Zebra Capitalin hallituksen puheenjohtaja, professori Roger Ibbotson käsittelee tällä videolla Ibbotson-yhtiön tutkimusta riskin ja tuoton suhteesta. Tutkimuksen mukaan on totta, että riskipitoisemmat omaisuusluokat (kuten osakkeet) ovat historiallisesti tuottaneet paremmin kuin vähemmän riskipitoiset (kuten lyhyet korot). Mutta kun pureudutaan osakkeiden omaisuusluokan sisäisiin eroihin huomataan, että vähemmän volatiliilit yhtiöt ovat itse asiassa tuoneet parempia tuloksia.
Morningstar omistaa Ibbotsonin nimeä kantavan yhtiön.
Christine Benz: Hi, I'm Christine Benz for Morningstar.com. I'm here at the Morningstar Ibbotson Conference, and I had the opportunity to sit down with [Zebra Capital chairman] Roger Ibbotson, who discussed some research he presented at the conference about the potential for low-volatility stocks to outperform.
Roger, you presented some research [at the conference], and you looked at the traditional risk/return relationship between asset classes. What the data show are that if you are in higher-risk asset classes like equities you tend to outperform over time. Correct?
Roger Ibbotson: Yes. Of course, that's what our research has shown over the years, say, stocks, bonds, bills, and inflation. The whole purpose of that was to look at risk premiums. We looked at all the different parts; we've found out that stocks beat bonds. We call that the equity risk premium. We found out that long-term bonds beat short-term bonds. We call that either a horizon or an interest-rate risk premium. We find a small stock premium that small beats large. We find a value premium, that value beats growth. We find all these premiums in the market, and most of them are really related to risk. And this is across the different asset classes.
Benz: You recently, though, drilled into the equity universe specifically, and you examined a time beginning in 1972 ending in 2012. And what you found was surprising given what you just talked about that lower-risk equities generally outperformed higher-risk ones. Let's talk about the overall findings there.
Ibbotson: Yeah, I think it's actually pretty amazing because when we look at the overall within the asset classes--so we look at the category and we see, for example, high-beta stocks versus low-beta stocks, the capital asset pricing model--the equity risk premium pays off of risk.
But it turns out that if you then try to boost it up by buying the high-beta stocks instead of the low-beta stocks, you do end up with more risk, but lower returns. So both high-beta, high-volatility stocks actually have lower returns.
Benz: Within equities you actually sequenced the characteristics that would tend to predict better risk-adjusted performance and low turnover within stocks.

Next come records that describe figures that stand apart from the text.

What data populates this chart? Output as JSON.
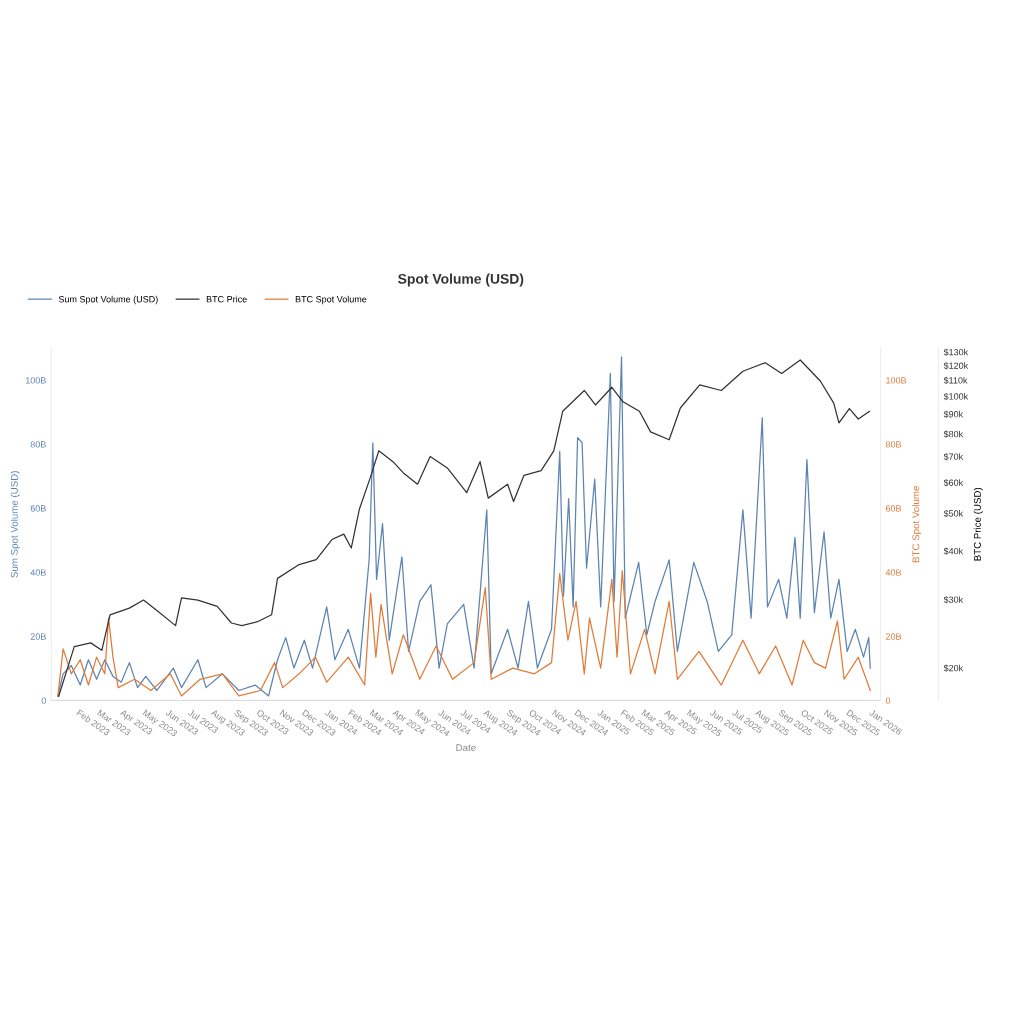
{
  "chart_data": {
    "type": "line",
    "title": "Spot Volume (USD)",
    "xlabel": "Date",
    "ylabel": "Sum Spot Volume (USD)",
    "y2label": "BTC Spot Volume",
    "y3label": "BTC Price (USD)",
    "legend": "top left",
    "grid": false,
    "marker": "none",
    "line_style": "solid",
    "log": "y3",
    "xlim": [
      "2022-12-25",
      "2026-01-12"
    ],
    "xticks": [
      {
        "value": "2023-02-01",
        "label": "Feb 2023"
      },
      {
        "value": "2023-03-01",
        "label": "Mar 2023"
      },
      {
        "value": "2023-04-01",
        "label": "Apr 2023"
      },
      {
        "value": "2023-05-01",
        "label": "May 2023"
      },
      {
        "value": "2023-06-01",
        "label": "Jun 2023"
      },
      {
        "value": "2023-07-01",
        "label": "Jul 2023"
      },
      {
        "value": "2023-08-01",
        "label": "Aug 2023"
      },
      {
        "value": "2023-09-01",
        "label": "Sep 2023"
      },
      {
        "value": "2023-10-01",
        "label": "Oct 2023"
      },
      {
        "value": "2023-11-01",
        "label": "Nov 2023"
      },
      {
        "value": "2023-12-01",
        "label": "Dec 2023"
      },
      {
        "value": "2024-01-01",
        "label": "Jan 2024"
      },
      {
        "value": "2024-02-01",
        "label": "Feb 2024"
      },
      {
        "value": "2024-03-01",
        "label": "Mar 2024"
      },
      {
        "value": "2024-04-01",
        "label": "Apr 2024"
      },
      {
        "value": "2024-05-01",
        "label": "May 2024"
      },
      {
        "value": "2024-06-01",
        "label": "Jun 2024"
      },
      {
        "value": "2024-07-01",
        "label": "Jul 2024"
      },
      {
        "value": "2024-08-01",
        "label": "Aug 2024"
      },
      {
        "value": "2024-09-01",
        "label": "Sep 2024"
      },
      {
        "value": "2024-10-01",
        "label": "Oct 2024"
      },
      {
        "value": "2024-11-01",
        "label": "Nov 2024"
      },
      {
        "value": "2024-12-01",
        "label": "Dec 2024"
      },
      {
        "value": "2025-01-01",
        "label": "Jan 2025"
      },
      {
        "value": "2025-02-01",
        "label": "Feb 2025"
      },
      {
        "value": "2025-03-01",
        "label": "Mar 2025"
      },
      {
        "value": "2025-04-01",
        "label": "Apr 2025"
      },
      {
        "value": "2025-05-01",
        "label": "May 2025"
      },
      {
        "value": "2025-06-01",
        "label": "Jun 2025"
      },
      {
        "value": "2025-07-01",
        "label": "Jul 2025"
      },
      {
        "value": "2025-08-01",
        "label": "Aug 2025"
      },
      {
        "value": "2025-09-01",
        "label": "Sep 2025"
      },
      {
        "value": "2025-10-01",
        "label": "Oct 2025"
      },
      {
        "value": "2025-11-01",
        "label": "Nov 2025"
      },
      {
        "value": "2025-12-01",
        "label": "Dec 2025"
      },
      {
        "value": "2026-01-01",
        "label": "Jan 2026"
      }
    ],
    "ylim": [
      0,
      110
    ],
    "yticks": [
      0,
      {
        "value": 20,
        "label": "20B"
      },
      {
        "value": 40,
        "label": "40B"
      },
      {
        "value": 60,
        "label": "60B"
      },
      {
        "value": 80,
        "label": "80B"
      },
      {
        "value": 100,
        "label": "100B"
      }
    ],
    "y2lim": [
      0,
      110
    ],
    "y2ticks": [
      0,
      {
        "value": 20,
        "label": "20B"
      },
      {
        "value": 40,
        "label": "40B"
      },
      {
        "value": 60,
        "label": "60B"
      },
      {
        "value": 80,
        "label": "80B"
      },
      {
        "value": 100,
        "label": "100B"
      }
    ],
    "y3lim": [
      16500,
      133000
    ],
    "y3ticks": [
      {
        "value": 20000,
        "label": "$20k"
      },
      {
        "value": 30000,
        "label": "$30k"
      },
      {
        "value": 40000,
        "label": "$40k"
      },
      {
        "value": 50000,
        "label": "$50k"
      },
      {
        "value": 60000,
        "label": "$60k"
      },
      {
        "value": 70000,
        "label": "$70k"
      },
      {
        "value": 80000,
        "label": "$80k"
      },
      {
        "value": 90000,
        "label": "$90k"
      },
      {
        "value": 100000,
        "label": "$100k"
      },
      {
        "value": 110000,
        "label": "$110k"
      },
      {
        "value": 120000,
        "label": "$120k"
      },
      {
        "value": 130000,
        "label": "$130k"
      }
    ],
    "series": [
      {
        "name": "Sum Spot Volume (USD)",
        "color": "#5b84b1",
        "axis": "y",
        "x": [
          "2023-01-03",
          "2023-01-10",
          "2023-01-21",
          "2023-02-02",
          "2023-02-13",
          "2023-02-24",
          "2023-03-07",
          "2023-03-18",
          "2023-03-29",
          "2023-04-09",
          "2023-04-20",
          "2023-05-01",
          "2023-05-16",
          "2023-06-07",
          "2023-06-18",
          "2023-07-10",
          "2023-07-21",
          "2023-08-12",
          "2023-09-03",
          "2023-09-25",
          "2023-10-13",
          "2023-10-25",
          "2023-11-05",
          "2023-11-16",
          "2023-11-30",
          "2023-12-11",
          "2023-12-30",
          "2024-01-10",
          "2024-01-28",
          "2024-02-12",
          "2024-02-25",
          "2024-03-01",
          "2024-03-06",
          "2024-03-14",
          "2024-03-23",
          "2024-04-09",
          "2024-04-18",
          "2024-05-03",
          "2024-05-18",
          "2024-05-29",
          "2024-06-09",
          "2024-07-01",
          "2024-07-15",
          "2024-08-01",
          "2024-08-07",
          "2024-08-29",
          "2024-09-12",
          "2024-09-26",
          "2024-10-08",
          "2024-10-27",
          "2024-11-07",
          "2024-11-12",
          "2024-11-19",
          "2024-11-25",
          "2024-12-01",
          "2024-12-07",
          "2024-12-13",
          "2024-12-24",
          "2025-01-01",
          "2025-01-14",
          "2025-01-19",
          "2025-01-29",
          "2025-02-03",
          "2025-02-21",
          "2025-03-04",
          "2025-03-15",
          "2025-04-03",
          "2025-04-14",
          "2025-05-06",
          "2025-05-24",
          "2025-06-08",
          "2025-06-26",
          "2025-07-11",
          "2025-07-22",
          "2025-08-06",
          "2025-08-13",
          "2025-08-28",
          "2025-09-08",
          "2025-09-19",
          "2025-09-26",
          "2025-10-05",
          "2025-10-15",
          "2025-10-28",
          "2025-11-06",
          "2025-11-17",
          "2025-11-28",
          "2025-12-09",
          "2025-12-20",
          "2025-12-27",
          "2025-12-29"
        ],
        "values": [
          1.4,
          8.3,
          10.9,
          4.8,
          12.7,
          6.6,
          12.7,
          7.5,
          5.7,
          11.8,
          4.0,
          7.5,
          3.1,
          10.1,
          4.0,
          12.7,
          4.0,
          8.3,
          3.1,
          4.8,
          1.4,
          12.7,
          19.6,
          10.1,
          18.8,
          10.1,
          29.2,
          12.7,
          22.2,
          10.1,
          43.9,
          80.4,
          37.8,
          55.2,
          18.8,
          44.8,
          15.3,
          30.9,
          36.1,
          10.1,
          23.9,
          30.0,
          10.1,
          59.5,
          8.3,
          22.2,
          10.1,
          30.9,
          10.1,
          22.2,
          77.8,
          32.6,
          63.0,
          29.2,
          82.1,
          80.4,
          41.3,
          69.1,
          29.2,
          102.1,
          30.9,
          107.3,
          25.7,
          43.1,
          20.5,
          30.9,
          43.9,
          15.3,
          43.1,
          30.9,
          15.3,
          20.5,
          59.5,
          25.7,
          88.2,
          29.2,
          37.8,
          25.7,
          50.9,
          25.7,
          75.2,
          27.4,
          52.6,
          25.7,
          37.8,
          15.3,
          22.2,
          13.5,
          19.6,
          10.1
        ]
      },
      {
        "name": "BTC Price",
        "color": "#333333",
        "axis": "y3",
        "x": [
          "2023-01-04",
          "2023-01-25",
          "2023-02-16",
          "2023-03-03",
          "2023-03-14",
          "2023-04-09",
          "2023-04-28",
          "2023-05-16",
          "2023-06-10",
          "2023-06-18",
          "2023-07-10",
          "2023-08-05",
          "2023-08-24",
          "2023-09-07",
          "2023-09-28",
          "2023-10-17",
          "2023-10-25",
          "2023-11-23",
          "2023-12-16",
          "2024-01-06",
          "2024-01-22",
          "2024-02-01",
          "2024-02-12",
          "2024-02-26",
          "2024-03-09",
          "2024-03-28",
          "2024-04-11",
          "2024-04-30",
          "2024-05-17",
          "2024-06-09",
          "2024-07-05",
          "2024-07-23",
          "2024-08-03",
          "2024-08-29",
          "2024-09-06",
          "2024-09-20",
          "2024-10-13",
          "2024-10-30",
          "2024-11-11",
          "2024-12-10",
          "2024-12-25",
          "2025-01-16",
          "2025-01-31",
          "2025-02-22",
          "2025-03-09",
          "2025-04-03",
          "2025-04-18",
          "2025-05-14",
          "2025-06-12",
          "2025-07-11",
          "2025-08-10",
          "2025-09-01",
          "2025-09-26",
          "2025-10-23",
          "2025-11-10",
          "2025-11-17",
          "2025-12-01",
          "2025-12-13",
          "2025-12-28"
        ],
        "values": [
          16900,
          22700,
          23200,
          22200,
          27400,
          28500,
          29900,
          28100,
          25700,
          30300,
          29900,
          28800,
          26100,
          25700,
          26300,
          27400,
          34000,
          36900,
          38000,
          42800,
          44200,
          40700,
          51300,
          61300,
          72400,
          67900,
          63500,
          59400,
          70000,
          65400,
          56500,
          67900,
          54700,
          59400,
          53600,
          62600,
          64400,
          72400,
          91500,
          103500,
          95000,
          105500,
          96800,
          91500,
          81000,
          77300,
          93300,
          107000,
          103500,
          116000,
          122000,
          114500,
          124000,
          109500,
          96000,
          85400,
          93000,
          87400,
          91500
        ]
      },
      {
        "name": "BTC Spot Volume",
        "color": "#e07b39",
        "axis": "y2",
        "x": [
          "2023-01-03",
          "2023-01-10",
          "2023-01-21",
          "2023-02-02",
          "2023-02-13",
          "2023-02-24",
          "2023-03-07",
          "2023-03-12",
          "2023-03-18",
          "2023-03-25",
          "2023-04-16",
          "2023-05-08",
          "2023-06-03",
          "2023-06-18",
          "2023-07-13",
          "2023-08-12",
          "2023-09-03",
          "2023-10-02",
          "2023-10-21",
          "2023-11-01",
          "2023-11-23",
          "2023-12-15",
          "2023-12-30",
          "2024-01-28",
          "2024-02-19",
          "2024-02-27",
          "2024-03-05",
          "2024-03-12",
          "2024-03-27",
          "2024-04-11",
          "2024-05-03",
          "2024-05-25",
          "2024-06-16",
          "2024-07-15",
          "2024-07-30",
          "2024-08-07",
          "2024-09-05",
          "2024-10-04",
          "2024-10-27",
          "2024-11-07",
          "2024-11-18",
          "2024-11-29",
          "2024-12-10",
          "2024-12-17",
          "2025-01-01",
          "2025-01-16",
          "2025-01-23",
          "2025-01-30",
          "2025-02-10",
          "2025-03-01",
          "2025-03-15",
          "2025-04-03",
          "2025-04-14",
          "2025-05-13",
          "2025-06-12",
          "2025-07-11",
          "2025-08-02",
          "2025-08-24",
          "2025-09-15",
          "2025-09-30",
          "2025-10-15",
          "2025-10-30",
          "2025-11-15",
          "2025-11-24",
          "2025-12-13",
          "2025-12-29"
        ],
        "values": [
          1.4,
          16.1,
          8.3,
          12.7,
          4.8,
          13.5,
          8.3,
          25.7,
          13.5,
          4.0,
          6.6,
          3.1,
          8.3,
          1.4,
          6.6,
          8.3,
          1.4,
          3.1,
          11.8,
          4.0,
          8.3,
          13.5,
          5.7,
          13.5,
          4.8,
          33.5,
          13.5,
          30.0,
          8.3,
          20.5,
          6.6,
          17.0,
          6.6,
          11.8,
          35.2,
          6.6,
          10.1,
          8.3,
          11.8,
          39.6,
          18.8,
          30.9,
          8.3,
          25.7,
          10.1,
          37.8,
          13.5,
          40.5,
          8.3,
          22.2,
          8.3,
          30.9,
          6.6,
          15.3,
          4.8,
          18.8,
          8.3,
          17.0,
          4.8,
          18.8,
          11.8,
          10.1,
          24.8,
          6.6,
          13.5,
          3.1
        ]
      }
    ]
  }
}
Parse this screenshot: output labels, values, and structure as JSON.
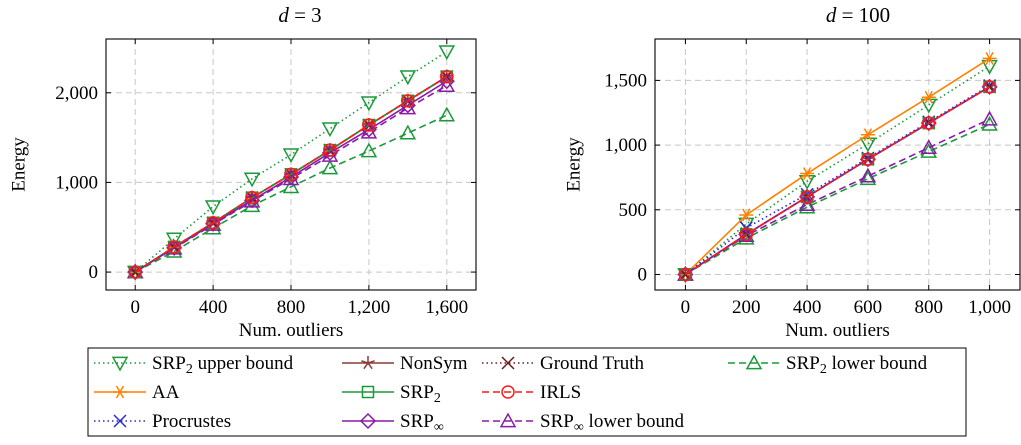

Let's talk about what that means that an individual company has low turnover.
Ibbotson: Low turnover means that we look at the share turnover of the company say for the previous year, and you look at how many shares turned over, what percentage of the shares turned over were traded over the total number of shares outstanding. It turns out that the companies that have a lot of turnover have much higher risk, but have much lower returns. It turns out that the companies that have a little less turnover actually have much higher returns and lower risk. So, here again, it's the lower-risk companies that actually have the higher returns.
Benz: Low volatility and low beta you also mentioned are correlated with higher long-term returns?
Ibbotson: Yes. In every category we looked at--and we actually looked at six different categories here--and in every one of the categories we find this relationship that within an asset class, we get this reverse relationship. We find that in fact that it's the low-risk portfolios that actually do the best. So, actually I think we're not the first to cover every part of this, but to see it all put together, it actually has pretty startling results here that you actually have higher returns with the lower-risk assets.
Benz: Now, if someone were thinking about implementing these findings in their own portfolio, how should they go about doing it? We've seen some low-volatility stock funds and exchange-traded funds recently launch. Is that an attractive way to go about it? How should you think about doing it?
Ibbotson: Those would be attractive ways. Essentially, you still have this risk/return relationship that says stocks beat bonds or stocks beat Treasury bills. But within the category of stocks, just the reverse tends to work, so that the less liquid stocks outperform the more liquid stocks and turn out to be less risky. The low-beta stocks outperform. The low-volatility stocks outperform. The value stocks turn out to be actually less risky than growth stocks. We're so used to talking about these risk premiums. But in fact they are premiums, but they are not risk premiums because higher-risk assets actually have the lower returns.
Benz: One thought that occurs to me is whether you could possibly use dividend-paying ability as maybe a proxy for some of these characteristics that higher-quality companies, lower-volatility companies might tend to be more likely to pay a dividend. Do you think that's reasonable or would you need to study that more to make a comment?
Ibbotson: I didn't specifically study that, but I have seen other literature of the topic, and it is true that the higher dividend-paying stocks also tend to be lower-risk and higher-return. They fall into that. We could have added that at the end of the study certainly. I think it would be supportive of everything else that we found here.
Benz: Roger, thank you so much. It was fascinating research. Great to hear about it.
Ibbotson: Thank you. Great to talk about it, too.